Liquidity and Financial Risk

Liquidity and leverage ratios are important because they reveal the financial health of a company. GERN has a current ratio of 14.70 compared to 1.00 for SHPG. This means that GERN can more easily cover its most immediate liabilities over the next twelve months. GERN’s debt-to-equity ratio is 0.00 versus a D/E of 0.54 for SHPG. SHPG is therefore the more solvent of the two companies, and has lower financial risk.

Valuation

GERN trades at a P/B of 5.92, and a P/S of 577.53, compared to a forward P/E of 9.35, a P/B of 1.27, and a P/S of 3.14 for SHPG. GERN is the cheaper of the two stocks on an earnings basis but is expensive in terms of P/B and P/S ratio. Given that earnings are what matter most to investors, analysts tend to place a greater weight on the P/E.

Analyst Price Targets and Opinions

A cheap stock is not necessarily a value stock. Most of the time, a stock is cheap for good reason. A stock only has value if the current price is substantially below the price at which it should trade in the future. GERN is currently priced at a -30% to its one-year price target of 5.50. Comparatively, SHPG is -22.91% relative to its price target of 197.42. This suggests that GERN is the better investment over the next year.

Risk and Volatility

To gauge the market risk of a particular stock, investors use beta. Stocks with a beta above 1 are more volatile than the market as a whole. Conversely, a beta below 1 implies below average systematic risk. GERN has a beta of 2.27 and SHPG’s beta is 1.32. SHPG’s shares are therefore the less volatile of the two stocks.

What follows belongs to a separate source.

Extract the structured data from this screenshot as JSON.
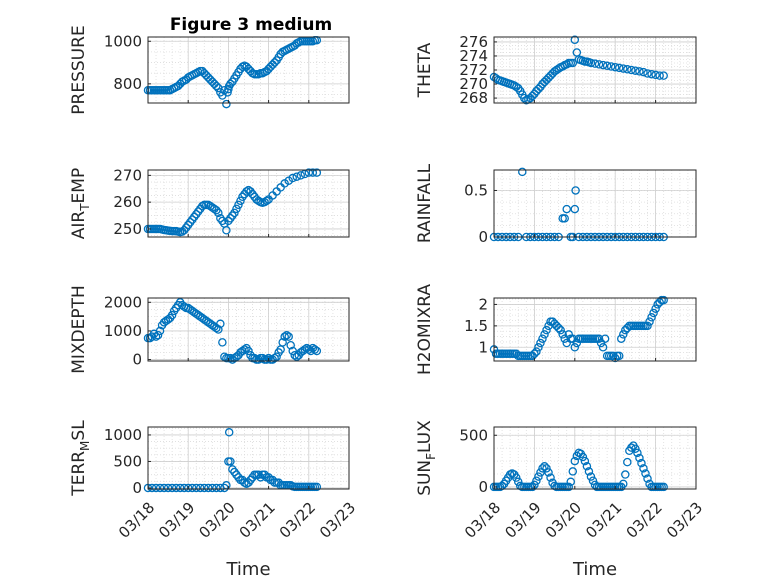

Insider Activity and Investor Sentiment




The analysis of insider buying and selling trends can be extended to the aggregate level. Short interest, which represents the percentage of a stock’s tradable shares currently being shorted, captures what the market as a whole feels about a stock. GERN has a short ratio of 6.40 compared to a short interest of 1.69 for SHPG. This implies that the market is currently less bearish on the outlook for SHPG.

Summary

Shire plc (NASDAQ:SHPG) beats Geron Corporation (NASDAQ:GERN) on a total of 10 of the 14 factors compared between the two stocks. SHPG higher liquidity, is more profitable, generates a higher return on investment, has higher cash flow per share and has a higher cash conversion rate. In terms of valuation, SHPG is the cheaper of the two stocks on book value and sales basis, Finally, SHPG has better sentiment signals based on short interest.